Tetangga CCTV

Tetangga CCTV

Tetangga CCTV

Oleh : Ade Umamah

 

“Kamu, kan, pendatang, Sar. Enggak punya saudara di sini, jadi anggap saja saya ini ibu kamu, ya,” ucap Bu Siti tetangga depan rumah.

Namaku Sari, aku baru saja resmi menjadi seorang istri dari laki-laki pendiam bernama Mas Hasan. Aku dan Mas Hasan sama-sama pendatang di kota ini. Demi mengubah nasib, kami hijrah ke Kota Baja, Cilegon.

Mas Hasan diajak kerja sama oleh temannya untuk mengelola usaha jual beli alat-alat elektronik.

***

“Sar, kamu enggak pernah nyuci, ya? Kalau punya cucian kotor jangan ditumpuk-tumpuk. Jangan malas. Nanti kalau kamu sudah punya anak pasti tambah kerepotan.”

Aku diam seribu bahasa mendengar celotehan Bu Siti. Bisa-bisanya beliau bilang seperti itu. Apa karena Bu Siti tidak pernah melihatku menjemur pakaian di halaman depan rumah? Padahal setiap dua hari sekali aku mencuci baju, meski memang aku tidak pernah menjemurnya di depan rumah apalagi di pagar. Tidak elok dilihat menurutku. Aku biasa menjemur pakaian di halaman belakang rumah. Karena memang luas dan cukup untuk menjemur baju kami yang memang tidak banyak.

***

“Eh Sari, kenapa enggak pernah keluar rumah? Sering-sering mainlah ke rumah tetangga. Kamu, kan, warga baru, harus berbaur.” Lagi-lagi Bu Siti berkomentar. Bukannya aku tidak mau berbaur dengan tetangga, apalagi main ke rumah Bu Siti. Tapi aku takut karena sudah tahu watak dan karakternya yang suka kepo dengan kehidupan orang lain lantas menceritakan keburukan orang tersebut pada siapa pun yang ia ajak ngobrol.

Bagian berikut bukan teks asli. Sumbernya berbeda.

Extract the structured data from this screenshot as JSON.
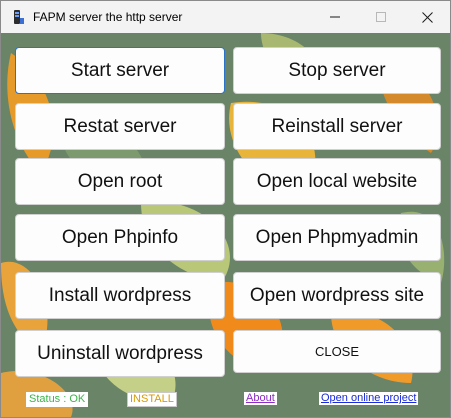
{
  "window": {
    "title": "FAPM server the http server"
  },
  "buttons": {
    "start_server": "Start server",
    "stop_server": "Stop server",
    "restart_server": "Restat server",
    "reinstall_server": "Reinstall server",
    "open_root": "Open root",
    "open_local_website": "Open local website",
    "open_phpinfo": "Open Phpinfo",
    "open_phpmyadmin": "Open Phpmyadmin",
    "install_wordpress": "Install wordpress",
    "open_wordpress_site": "Open wordpress site",
    "uninstall_wordpress": "Uninstall wordpress",
    "close": "CLOSE"
  },
  "statusbar": {
    "status": "Status :  OK",
    "install": "INSTALL",
    "about": "About",
    "open_project": "Open online project"
  },
  "colors": {
    "status_ok": "#3cb44b",
    "install": "#d99a00",
    "about": "#8e2cc4",
    "open_project": "#1a2bd8",
    "focus_border": "#2b73c9"
  }
}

Kalau hanya kebaikan yang diceritakan, sih, tidak masalah. Sayangnya Bu Siti tidak menyaring dulu apa yang perlu dan tidak perlu diceritakan pada orang lain, karena itu termasuk aib. Bu Siti bablas blas saja cerita dan mengoceh ke sana kemari.
Makanya aku berusaha menjaga jarak dengannya. Daripada ikut mendapat dosa karena mendengarkan ia menceritakan kejelekan orang lain.

***

“Mas, aku kok kayak enggak nyaman ya tinggal di sini,” ucapku suatu hari pada Mas Hasan.

“Kenapa, Dek? Kamu diganggu mahluk halus?” balas Mas Hasan.

“Ih, bukan. Itu, loh, Bu Siti. Tetangga depan rumah. Aku enggak nyaman banget sama dia, Mas. Kayak suka merhatiin kehidupan kita gitu, loh.”

“Ahahaha … maksudnya gimana, sih, Dek? Kamu ada-ada aja. Kayak Bu Siti, enggak ada kerjaan aja.”

“Ya gitu, Mas. Apa-apa semua serba dikomentari. Aku, kan, malu. Apalagi kalau Bu Siti negurnya pas lagi belanja di warung.”

“Cuek aja, Dek. Jangan terlalu dipikirkan. Mungkin niat beliau baik, mau kasih perhatian ke kita.”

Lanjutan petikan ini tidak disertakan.